Il Capitale di Karl Marx

14 -16 giugno 2018

Quasi un vangelo apocrifo in ventiquattro scene

contributi filosofici Karl Marx, Alain Badiou, Aristotele

Lo spettacolo

“Se c’è un pensatore che ha lasciato un segno indelebile nel secolo scorso, questo è Marx.”
Eric Hobsbawm

Ventidue giovani artisti in scena tra attrici, attori, cantanti e musicisti che in collaborazione con il Conservatorio di Santa Cecilia, l’Istituto dell’Enciclopedia Treccani, il Progetto Speciale MIBACT, il “Liceo Artistico Via di Ripetta” e la produzione del Teatro di Roma, soffiano nel vento della storia come strumenti formidabili e potenti per una drammaturgia dei concetti, articolata e messa in scena da Marco Lucchesi, attraverso l’incarnazione attoriale di tesi, contro tesi, antitesi e riflessioni contenute ne Il Capitale di Karl Marx.  Uno spettacolo che alterna l’opera alla prosa, il canto al poema, la Canzone di giacca napoletana a  Bob Dylan a Luis Bacalov con le note di “Estaba la madre”, opera gravida del dolore della tragedia argentina, in grado di accogliere un nuovo testo con altri dolori di altre tragedie.

L’alto ed il basso delle riflessioni marxiane, pagine di pura letteratura alternate a formidabili racconti da strada che si rincorrono schizofrenici nell’opera monumentale di Marx, recitate in forma di dialoghi, di brevi monologhi, di citazioni o di azioni sceniche, su e giù per una simbolica scalinata che occuperà inesorabilmente tutto il palco del teatro offrendo agli attori numerosi palcoscenici a diversi livelli di altezza. Luoghi ascensionali o sprofondanti nella scala sociale, mistica, filosofica, umana.

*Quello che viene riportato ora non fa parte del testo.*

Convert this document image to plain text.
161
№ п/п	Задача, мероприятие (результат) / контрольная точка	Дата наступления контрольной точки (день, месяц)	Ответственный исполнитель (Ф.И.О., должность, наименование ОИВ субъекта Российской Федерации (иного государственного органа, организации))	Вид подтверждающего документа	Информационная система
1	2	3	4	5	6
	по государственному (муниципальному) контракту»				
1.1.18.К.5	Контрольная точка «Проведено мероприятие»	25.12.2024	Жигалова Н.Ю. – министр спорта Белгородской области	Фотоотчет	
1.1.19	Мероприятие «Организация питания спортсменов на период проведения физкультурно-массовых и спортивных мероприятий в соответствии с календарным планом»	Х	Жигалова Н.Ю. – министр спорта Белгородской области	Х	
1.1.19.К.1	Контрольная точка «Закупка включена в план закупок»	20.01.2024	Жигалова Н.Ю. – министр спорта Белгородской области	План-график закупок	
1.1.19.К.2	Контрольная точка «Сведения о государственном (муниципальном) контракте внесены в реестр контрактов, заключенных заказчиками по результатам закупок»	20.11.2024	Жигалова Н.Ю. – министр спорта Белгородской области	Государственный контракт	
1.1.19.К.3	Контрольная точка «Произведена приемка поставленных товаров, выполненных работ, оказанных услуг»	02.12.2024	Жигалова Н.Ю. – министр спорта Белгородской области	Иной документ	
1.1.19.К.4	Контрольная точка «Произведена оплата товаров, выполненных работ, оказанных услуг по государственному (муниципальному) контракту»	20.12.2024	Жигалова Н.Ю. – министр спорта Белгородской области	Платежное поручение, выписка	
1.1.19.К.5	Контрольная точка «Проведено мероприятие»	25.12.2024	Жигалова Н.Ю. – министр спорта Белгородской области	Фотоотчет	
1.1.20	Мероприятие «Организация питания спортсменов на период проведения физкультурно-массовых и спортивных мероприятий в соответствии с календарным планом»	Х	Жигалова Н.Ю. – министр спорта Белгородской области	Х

Quasi un Vangelo apocrifo che si avvia ad entrare nel patrimonio dell’umanità, senza ormai paternità politiche o confessionali, ma come testimonianza pop della rivoluzionaria attitudine umana al pensiero.

 

 

Visto da un progressista: “… se esso ha inciso così profondamente su centocinquant’anni di storia, se ha avuto un effetto paragonabile solo a quello dei fondatori di religioni, ciò significa che ha toccato dei punti nevralgici, che ha dato risposta a dei bisogni essenziali…” Stefano Petrucciani (Corriere della Sera)

Visto da un comunista: “… le previsioni per cui anche i critici meno prevenuti lo avevano dato per superato e inutile, come quella dell’inevitabilità delle crisi cicliche, sono risultate esatte: la nuova ondata di crisi che si protrae da un decennio ha smentito che dopo il 1929 il capitalismo avesse trovato un rimedio efficace ai suoi mali cronici..” Antonio Moscato (Corriere della Sera)

Visto da un cristiano“… al pari della religione cristiana, anche il marxismo nella sua escatologia immanentistica ha il peccato originale, individuato nell’affermazione della proprietà privata; ha le sue sacre scritture nelle rivelazioni Marx, Engels e Lenin; ha la sua Chiesa, rappresentata dal Partito Comunista ….” Giovanni Codevilla (Corriere della Sera)

Visto da un liberale“…. nella teoria marxista, pur impastata da ingredienti incontrollabili, vi erano nuclei scientifici da cui discendevano predizioni controllabili dai fatti. Ma ecco che, “invece di prendere atto delle confutazioni, i seguaci di Marx – scrive Karl Popper – reinterpretano sia la teoria che i dati per farli concordare…” Dario Antiseri (Corriere della Sera)

MARX cita SHAKESPEARE:  da IL CAPITALE  – Libro I –  Merce e denaro : “…. Oro? Giallo, luccicante, prezioso oro? …….. Orsù dunque, maledetta mota, comune bagascia del genere umano che metti a soqquadro la marmaglia dei popoli, io voglio darti il tuo vero posto nel mondo (SHAKESPEARE, Timone d’Atene, [Scena III, Atto IV, trad. E. Montale]).